Дверь была плотно закрыта, за ней было тихо.
– Максим? – чуть слышно повторил Трофим и тоже поневоле посмотрел на дверь. – Какой Максим?
– Метельщик, который вчера в пыточной от страха чуть не помер. Я ещё подумал, что это вдруг с ним. А теперь я знаю, что – потому что он посох унёс.
– Куда унёс?
– Не говорит.
– И все, хочешь мне сказать, молчат? Царев посох пропал, и никто не хватился?!
– А и хватились бы, и что? А его нет нигде! Посоха царева нет, представляешь? Царь у нас теперь без посоха! И посох в крови.
И Савва перекрестился.
– Ну, – сказал Трофим, – такого быть не может. Царь бы…
– Царь не поднимается.
Трофим помолчал, подумал и спросил:
– Зачем ты мне всё это говоришь? Почему раньше молчал?

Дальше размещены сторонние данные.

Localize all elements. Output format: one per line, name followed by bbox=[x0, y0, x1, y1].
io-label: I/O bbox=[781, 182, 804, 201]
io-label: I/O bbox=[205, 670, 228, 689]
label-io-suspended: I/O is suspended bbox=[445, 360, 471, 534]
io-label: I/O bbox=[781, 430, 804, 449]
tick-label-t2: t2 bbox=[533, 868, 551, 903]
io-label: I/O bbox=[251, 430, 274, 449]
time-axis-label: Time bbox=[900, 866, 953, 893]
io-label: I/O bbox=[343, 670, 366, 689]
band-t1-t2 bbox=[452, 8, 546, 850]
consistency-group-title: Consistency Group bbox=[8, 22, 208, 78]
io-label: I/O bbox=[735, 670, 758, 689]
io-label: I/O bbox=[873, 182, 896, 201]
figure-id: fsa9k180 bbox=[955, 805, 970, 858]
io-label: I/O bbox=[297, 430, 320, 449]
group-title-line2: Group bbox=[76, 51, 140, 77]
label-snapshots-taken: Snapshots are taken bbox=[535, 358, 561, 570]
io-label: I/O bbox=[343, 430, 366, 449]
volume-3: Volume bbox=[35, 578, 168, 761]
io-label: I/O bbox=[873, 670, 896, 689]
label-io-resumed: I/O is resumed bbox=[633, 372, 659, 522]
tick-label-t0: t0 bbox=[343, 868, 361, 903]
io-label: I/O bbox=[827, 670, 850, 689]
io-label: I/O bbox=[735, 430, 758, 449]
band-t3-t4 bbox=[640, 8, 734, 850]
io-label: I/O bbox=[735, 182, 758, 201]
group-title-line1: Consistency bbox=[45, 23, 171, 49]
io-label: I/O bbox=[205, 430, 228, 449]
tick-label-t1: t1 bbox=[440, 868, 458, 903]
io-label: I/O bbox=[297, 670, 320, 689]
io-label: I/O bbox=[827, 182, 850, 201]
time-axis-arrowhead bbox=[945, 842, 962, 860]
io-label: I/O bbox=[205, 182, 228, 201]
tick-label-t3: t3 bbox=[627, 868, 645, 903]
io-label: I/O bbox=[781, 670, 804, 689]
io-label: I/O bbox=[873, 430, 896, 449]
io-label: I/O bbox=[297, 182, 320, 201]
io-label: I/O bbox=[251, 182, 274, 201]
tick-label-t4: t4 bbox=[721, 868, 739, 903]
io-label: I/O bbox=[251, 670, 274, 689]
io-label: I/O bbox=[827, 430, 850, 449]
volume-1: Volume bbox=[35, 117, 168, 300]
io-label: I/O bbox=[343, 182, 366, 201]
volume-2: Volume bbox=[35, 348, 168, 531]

– Раньше мне было боязно, – ответил Савва. – А теперь я ничего не боюсь. Ко мне сегодня ночью Мотька приходила.
– Как Мотька? Она же мёртвая.
– Вот мёртвая она и приходила.
– И что?
– Я, говорит, тебя, скотина, задушу, если ты правду про посох не скажешь.
– Ну а ей это зачем?
– А чтобы Марьяна обелить. Противно мне, говорит, что на Марьяна наклепали всякого. Говори, кричит, как было! Или задушу! И вот!
Савва открыл ворот, и Трофим увидел у него на горле синяки, будто его и впрямь душили.
– Это Мотька, – сказал Савва.
Трофим утёр пот со лба и спросил:
– Что ещё Мотька говорила?
– Пока ничего. Только велела, чтобы я пошёл к тебе и всё как есть поведал. И вот я пришёл.
Трофим подумал и спросил:
– Что она сказала: она сама повесилась или её повесили?
– Вот придёт к тебе, тогда и спросишь.
– Ладно, – сказал Трофим. – А как ты про Максима узнал? Тоже Мотька надоумила?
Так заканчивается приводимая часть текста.